The First Christmas

I have a Christmas quiz for you. Ready? Where did Jesus’ parents live before he was born? Where was Jesus born? How many wise men were there? Got it?

And the answers are—it depends on which Christmas story you are reading. There are two stories, one in Luke and one in Matthew. And they are different stories. In Luke Mary and Joseph live in Nazareth and go to Bethlehem for a census ordered by Augustus. In Matthew they live in Bethlehem. Jesus was born at home in the Matthew story, and born in a manger in the Lucan version.

We really don’t know how many wise men there were, but we know there were three gifts. And the wise men are only in the Matthew story.
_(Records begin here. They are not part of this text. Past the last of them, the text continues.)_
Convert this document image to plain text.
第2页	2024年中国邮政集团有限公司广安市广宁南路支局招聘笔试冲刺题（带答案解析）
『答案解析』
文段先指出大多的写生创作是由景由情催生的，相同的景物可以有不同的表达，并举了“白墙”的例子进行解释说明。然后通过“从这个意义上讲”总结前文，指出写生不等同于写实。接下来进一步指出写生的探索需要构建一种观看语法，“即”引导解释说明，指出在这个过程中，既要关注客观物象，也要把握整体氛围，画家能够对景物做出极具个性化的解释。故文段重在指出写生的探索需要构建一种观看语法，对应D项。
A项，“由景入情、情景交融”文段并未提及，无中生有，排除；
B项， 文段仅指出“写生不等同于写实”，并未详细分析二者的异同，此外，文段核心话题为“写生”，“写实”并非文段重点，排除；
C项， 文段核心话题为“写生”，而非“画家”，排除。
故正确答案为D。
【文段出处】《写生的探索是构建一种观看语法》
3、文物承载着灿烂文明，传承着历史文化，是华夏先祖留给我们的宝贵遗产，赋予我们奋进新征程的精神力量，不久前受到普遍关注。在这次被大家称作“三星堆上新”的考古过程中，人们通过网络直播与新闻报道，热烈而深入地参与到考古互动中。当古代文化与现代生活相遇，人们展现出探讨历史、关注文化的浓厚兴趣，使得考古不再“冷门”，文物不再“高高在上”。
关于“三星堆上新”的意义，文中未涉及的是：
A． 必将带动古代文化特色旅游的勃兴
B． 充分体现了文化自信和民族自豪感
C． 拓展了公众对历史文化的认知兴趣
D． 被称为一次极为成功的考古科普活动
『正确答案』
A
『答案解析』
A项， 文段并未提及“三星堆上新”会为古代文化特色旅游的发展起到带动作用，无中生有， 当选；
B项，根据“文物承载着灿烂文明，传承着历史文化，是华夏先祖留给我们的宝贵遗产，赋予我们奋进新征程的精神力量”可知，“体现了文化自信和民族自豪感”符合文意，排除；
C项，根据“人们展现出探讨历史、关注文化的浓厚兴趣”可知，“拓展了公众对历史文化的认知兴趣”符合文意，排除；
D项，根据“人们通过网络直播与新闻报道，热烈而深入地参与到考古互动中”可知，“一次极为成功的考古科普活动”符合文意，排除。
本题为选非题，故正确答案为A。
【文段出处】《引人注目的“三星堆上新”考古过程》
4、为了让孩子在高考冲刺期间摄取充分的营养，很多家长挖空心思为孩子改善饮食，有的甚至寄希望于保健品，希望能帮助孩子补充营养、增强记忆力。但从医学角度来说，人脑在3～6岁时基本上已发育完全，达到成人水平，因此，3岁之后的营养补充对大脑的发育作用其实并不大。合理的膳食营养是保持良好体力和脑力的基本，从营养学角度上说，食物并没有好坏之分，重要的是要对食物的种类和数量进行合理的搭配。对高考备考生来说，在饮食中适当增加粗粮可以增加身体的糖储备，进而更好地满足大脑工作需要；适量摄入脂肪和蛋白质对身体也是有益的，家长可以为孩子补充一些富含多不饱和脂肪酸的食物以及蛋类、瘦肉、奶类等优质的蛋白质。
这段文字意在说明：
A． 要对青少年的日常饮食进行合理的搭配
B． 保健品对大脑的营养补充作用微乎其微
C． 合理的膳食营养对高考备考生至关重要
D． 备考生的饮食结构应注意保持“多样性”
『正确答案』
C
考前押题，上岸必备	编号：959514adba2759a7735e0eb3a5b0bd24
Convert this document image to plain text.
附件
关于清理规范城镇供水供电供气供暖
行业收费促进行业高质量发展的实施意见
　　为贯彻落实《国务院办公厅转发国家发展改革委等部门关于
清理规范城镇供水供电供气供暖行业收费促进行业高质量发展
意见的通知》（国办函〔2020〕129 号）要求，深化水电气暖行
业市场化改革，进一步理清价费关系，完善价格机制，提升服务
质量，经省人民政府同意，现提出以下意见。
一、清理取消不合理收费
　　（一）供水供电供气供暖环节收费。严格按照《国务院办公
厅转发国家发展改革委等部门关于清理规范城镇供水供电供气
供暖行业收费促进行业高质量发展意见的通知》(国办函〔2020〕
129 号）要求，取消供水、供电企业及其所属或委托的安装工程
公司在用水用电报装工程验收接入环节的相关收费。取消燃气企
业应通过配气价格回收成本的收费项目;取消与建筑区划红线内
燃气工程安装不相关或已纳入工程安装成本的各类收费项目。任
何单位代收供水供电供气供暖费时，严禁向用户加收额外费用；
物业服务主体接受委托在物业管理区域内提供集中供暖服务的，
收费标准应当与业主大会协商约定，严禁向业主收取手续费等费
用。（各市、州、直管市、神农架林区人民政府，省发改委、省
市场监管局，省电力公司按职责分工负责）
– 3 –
The shepherds and angels are in the Luke story. The star is in Matthew.

In Luke the main characters of the story include Augustus, Mary, angels and shepherds. In Matthew the main characters are Joseph, Herod, the wise men and the star.

Why am I bringing this up? I think it’s important. Very important. You see, we have homogenized these stories into one grand narrative of Jesus’ birth, which might be nice for children’s plays, but not so good when it comes to thinking about that first Christmas and what Luke and Matthew were saying about Jesus’ birth.

For Luke and Matthew it meant two different things that maybe aren’t so different after all.

Each story is a commentary on power. Political power. Augustus on the one hand and King Herod on the other. Did you know that the name Augustus means “one who is to be worshipped?” Some of his other titles were “King of kings,” “Savior” and “Son of God.” In Luke’s birth narrative those titles are given to Jesus.

In Matthew’s story the wise men ask King Herod where the King of the Jews is that has been born. Jesus is named as the real king, not Herod. Which is why Herod slaughtered innocent children in Bethlehem. To protect his power, a false power to be sure, but a perceived power nonetheless.

These Christmas narratives were subversive. They were counter cultural. They flew in the face of conventional wisdom. Isn’t that after all what God usually does? You know, turns things upside down. And isn’t that the point of Jesus life? To turn things upside down, to bring down those in power and lift up those who are the least and lowest?

If you don’t believe me, read Luke 1:46-56 and 1:68-79.

And the three gifts from the wise men? They weren’t your everyday Christmas presents. They foreshadowed Jesus’ kingship, divinity and death. A death that led to life for all.

In the midst of all of our Christmas preparations, all of our shopping and partying and spending time with family and friends it will be good to think about that first Christmas, what it meant then and what it can mean for us today.

In the four Sundays that lead to Christmas Day churches often use themes to talk about the meaning of Christmas. Hope. Peace. Joy. Love. Too often we are tempted to look back nostalgically at this time of year, longing for something, looking at our lives and our world and sighing, wondering what might be next. We long for a world where there really is hope and peace and joy and love. We look to a future when that might be.

Looking back nostalgically is memory experienced through disproportionate emotion. Faith is memory experienced through feelings of gratitude. Christmas is not about looking back. Jesus IS the hope and peace and joy and love.

The future is now. We just need to live that way.